Yea, that’s a long title to the article.  However, the information in this article is super useful when you have to cross the same bridge because there is no clear way to debug.  Here’s what’s going on.

I am making a UWP app in Visual Studio.  I want to split out some of my code from my app into a reusable common piece.  To do this, I create a Common “Class Library”.  I add a bunch of classes, like usual.  Then reference the Common assembly in my app project.  All is good up to this point.
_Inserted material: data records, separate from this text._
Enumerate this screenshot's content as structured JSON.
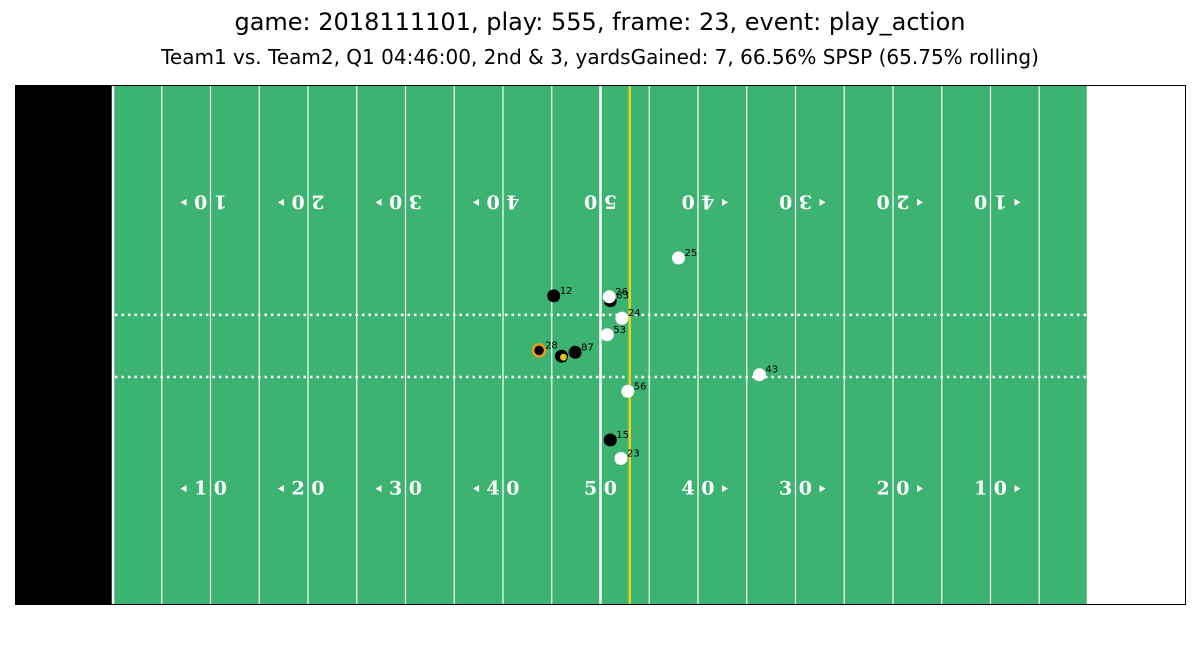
{
  "title": "game: 2018111101, play: 555, frame: 23, event: play_action",
  "subtitle": "Team1 vs. Team2, Q1 04:46:00, 2nd & 3, yardsGained: 7, 66.56% SPSP (65.75% rolling)",
  "colors": {
    "field": "#3cb371",
    "endzone_left": "#000000",
    "endzone_right": "#ffffff",
    "line_of_scrimmage": "#e8d21d",
    "offense": "#000000",
    "defense": "#ffffff",
    "ball_carrier": "#f29a1f",
    "football": "#e8c21a"
  },
  "chart_data": {
    "type": "scatter",
    "xlim": [
      0,
      120
    ],
    "ylim": [
      0,
      53.3
    ],
    "yard_numbers": [
      "1 0",
      "2 0",
      "3 0",
      "4 0",
      "5 0",
      "4 0",
      "3 0",
      "2 0",
      "1 0"
    ],
    "line_of_scrimmage_x": 63,
    "hash_y": [
      23.36,
      29.74
    ],
    "players": [
      {
        "jersey": "12",
        "x": 55.2,
        "y": 31.7,
        "team": "offense"
      },
      {
        "jersey": "83",
        "x": 61.0,
        "y": 31.2,
        "team": "offense"
      },
      {
        "jersey": "87",
        "x": 57.4,
        "y": 25.9,
        "team": "offense"
      },
      {
        "jersey": "15",
        "x": 61.0,
        "y": 16.9,
        "team": "offense"
      },
      {
        "jersey": "28",
        "x": 53.7,
        "y": 26.1,
        "team": "offense",
        "ball_carrier": true
      },
      {
        "jersey": "",
        "x": 56.0,
        "y": 25.5,
        "team": "offense"
      },
      {
        "jersey": "25",
        "x": 68.0,
        "y": 35.6,
        "team": "defense"
      },
      {
        "jersey": "26",
        "x": 60.9,
        "y": 31.6,
        "team": "defense"
      },
      {
        "jersey": "24",
        "x": 62.2,
        "y": 29.4,
        "team": "defense"
      },
      {
        "jersey": "53",
        "x": 60.7,
        "y": 27.7,
        "team": "defense"
      },
      {
        "jersey": "43",
        "x": 76.3,
        "y": 23.6,
        "team": "defense"
      },
      {
        "jersey": "56",
        "x": 62.8,
        "y": 21.9,
        "team": "defense"
      },
      {
        "jersey": "23",
        "x": 62.1,
        "y": 15.0,
        "team": "defense"
      }
    ],
    "football": {
      "x": 56.2,
      "y": 25.4
    }
  }
}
Now, I want to put some XAML ResourceDictionaries in the Common assembly.  Here’s where it is not so obvious.  I go to my app’s resources and have something like this:

<ResourceDictionary Source="Dictionaries/BaseDictionary.xaml" />

That was good when the ResourceDictionary lived with the app project.  But now that it lives in an external assembly, I thought I had to do something like this:

<ResourceDictionary Source=”Common;component/Dictionaries/BaseDictionary.xaml” />

Or like this:

<ResourceDictionary Source=”/pack://application:,,,/Common;/Dictionaries/BaseDictionary.xaml” />

Neither works and causes a crash during runtime.  Instead, the answer was to do something like this:

<ResourceDictionary Source=”ms-appx:///Common/Dictionaries/BaseDictionary.xaml” />

The lessons here are two-fold:

  • Microsoft is constantly changing the way the referencing rules work.  Some of my attempts were WPF (Windows 7) and Metro (Windows 8).
  • Another piece I happened to confirm on my “journey of research” is that the compile action for a ResourceDictionary should be set to “Page”.

Props to this SO question, this SO question, and this SO question (among maybe 50-100 other pages) which finally led to the correct answer.  I really wish the Microsoft documentation was easily searchable through Google and that everyone made clear distinctions between the varying forms of WPF/XAML.